In Michigan, where people of Lebanese descent make up a segment of the Arab American community, there is renewed anger about the administration’s support of Israel’s ground invasion of Lebanon that began late last month. Israeli airstrikes in Lebanon have grown more intense and deadly, with more than 1,400 people killed so far, according to Lebanese health authorities, including an American, Kamel Ahmad Jawad.

Israel has said it is conducting the operation to stop Lebanon-based Hezbollah from firing missiles into Israel, which it has been doing since the Oct. 7 attack, forcing the evacuation of thousands of Israelis.

The Arab American and Muslim community has been split over whether to support Harris and her running mate, Minnesota Gov. Tim Walz.
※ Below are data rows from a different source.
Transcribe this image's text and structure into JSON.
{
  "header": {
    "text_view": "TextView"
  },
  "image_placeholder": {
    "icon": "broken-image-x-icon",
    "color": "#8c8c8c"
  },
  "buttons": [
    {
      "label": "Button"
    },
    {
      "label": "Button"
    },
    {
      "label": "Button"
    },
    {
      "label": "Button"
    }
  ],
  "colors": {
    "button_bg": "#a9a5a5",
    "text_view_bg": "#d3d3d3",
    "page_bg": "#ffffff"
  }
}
Harris has been more empathetic and outspoken about Palestinian suffering than President Joe Biden, and has shown a greater willingness to directly criticize Israel, which many activists regard Republican Donald Trump as overtly anti-Muslim.

But she has not stated a policy distinct from Biden when it comes to supporting Israel, disappointing many leaders of the Arab American.
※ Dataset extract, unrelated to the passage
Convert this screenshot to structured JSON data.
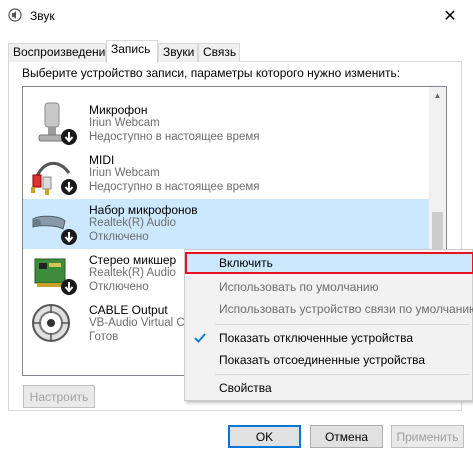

The Uncommitted National Movement, a group led by Arab Americans that urged Democratic primary voters in Michigan and other states to select “uncommitted” instead of voting for Biden, was not invited to Friday’s meeting, the group said in a statement on X.
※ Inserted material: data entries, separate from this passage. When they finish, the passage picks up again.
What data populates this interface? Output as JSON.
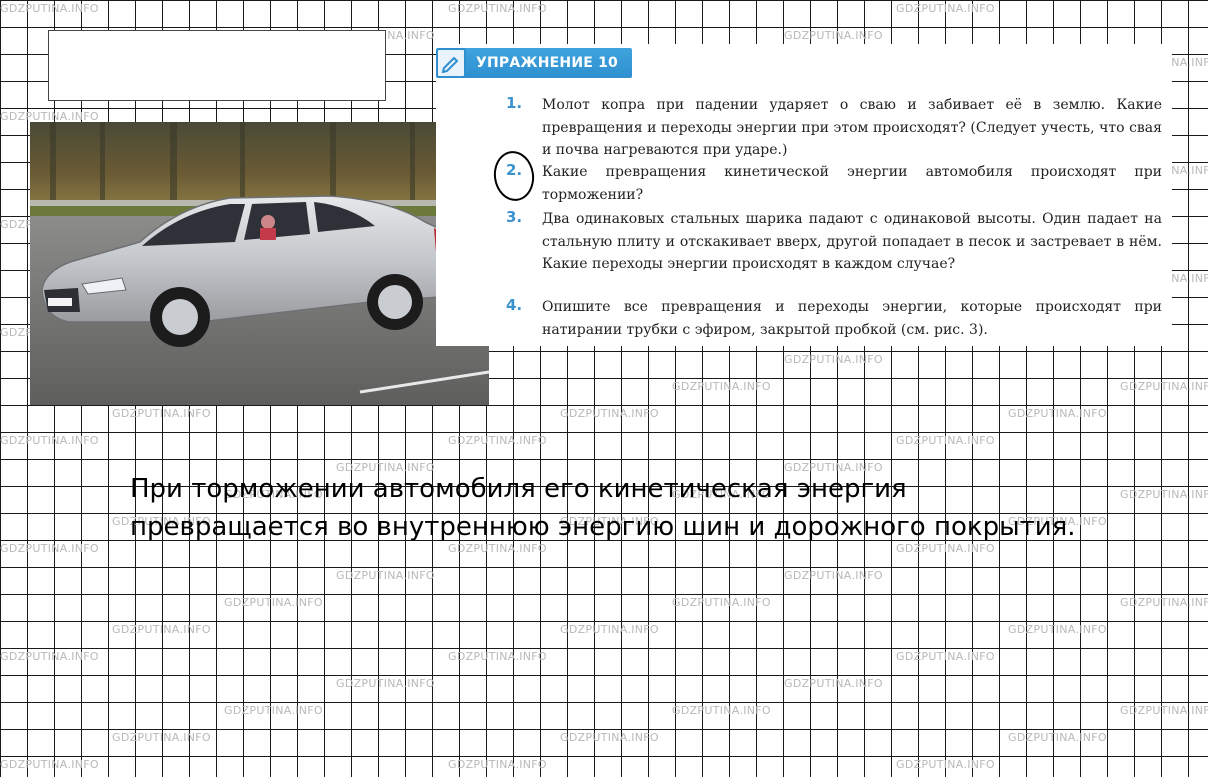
{
  "watermark": "GDZPUTINA.INFO",
  "exercise": {
    "title": "УПРАЖНЕНИЕ 10",
    "icon": "pencil-icon",
    "accent_color": "#2f8fcf",
    "questions": [
      {
        "num": "1.",
        "text": "Молот копра при падении ударяет о сваю и забивает её в землю. Какие превращения и переходы энергии при этом происходят? (Следует учесть, что свая и почва нагреваются при ударе.)"
      },
      {
        "num": "2.",
        "text": "Какие превращения кинетической энергии автомобиля происходят при торможении?"
      },
      {
        "num": "3.",
        "text": "Два одинаковых стальных шарика падают с одинаковой высоты. Один падает на стальную плиту и отскакивает вверх, другой попадает в песок и застревает в нём. Какие переходы энергии происходят в каждом случае?"
      },
      {
        "num": "4.",
        "text": "Опишите все превращения и переходы энергии, которые происходят при натирании трубки с эфиром, закрытой пробкой (см. рис. 3)."
      }
    ]
  },
  "answer": {
    "line1": "При торможении автомобиля его кинетическая энергия",
    "line2": "превращается во внутреннюю энергию шин и дорожного покрытия."
  }
}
“We’re hearing @VP will be meeting w/ Arab+Muslim groups supportive of her campaign. @uncommittedmvmt, though not invited, is glad our pressure is helping yield more engagement,” posted Abbas Alawieh, co-founder of the Uncommitted Movement. Alawieh called for Harris to promise that as president, she would stop sending weapons to Israel that are used for the assaults on Gaza and Lebanon.

On Thursday, a group called “Arab Americans for Harris-Walz” officially announced its formation, saying it was made up in part by former uncommitted voters. Harris, the announcement said, would be far more receptive to change than Trump, who unwaveringly supported Israeli Prime Minister Benjamin Netanyahu and moved the U.S. embassy to Jerusalem.

“Together, we can protect the future from the hands of anti-Arab bigots like Donald Trump and build one where our voices are heard, our values respected, and our communities prioritized,” the statement said. ‘Only with a Harris-Walz Administration can we even begin to imagine that vision.”

Harris concluded her time in the Midwest with a rally in Flint, whose water crisis remains a searing memory a decade after it was brought to light.

In 2014, Flint officials switched the city’s water source to change money, but they neglected to ensure there were adequate chemicals to control corrosion in the city’s water systems.

The mistake caused dangerous levels of lead, a neurotoxin, to leach into the water supply. Residents in the majority Black city — a third of whom live below the poverty line — complained to city and state leaders about the contaminated water coming out of their taps, but they were largely ignored. By the time authorities began to take corrective action, more than 100,000 people had been exposed to contaminated water.

A study released earlier this year showed school-aged children had suffered significant and lasting academic setbacks following the water contamination crisis.

Abutaleb contributed reporting from Washington, D.C.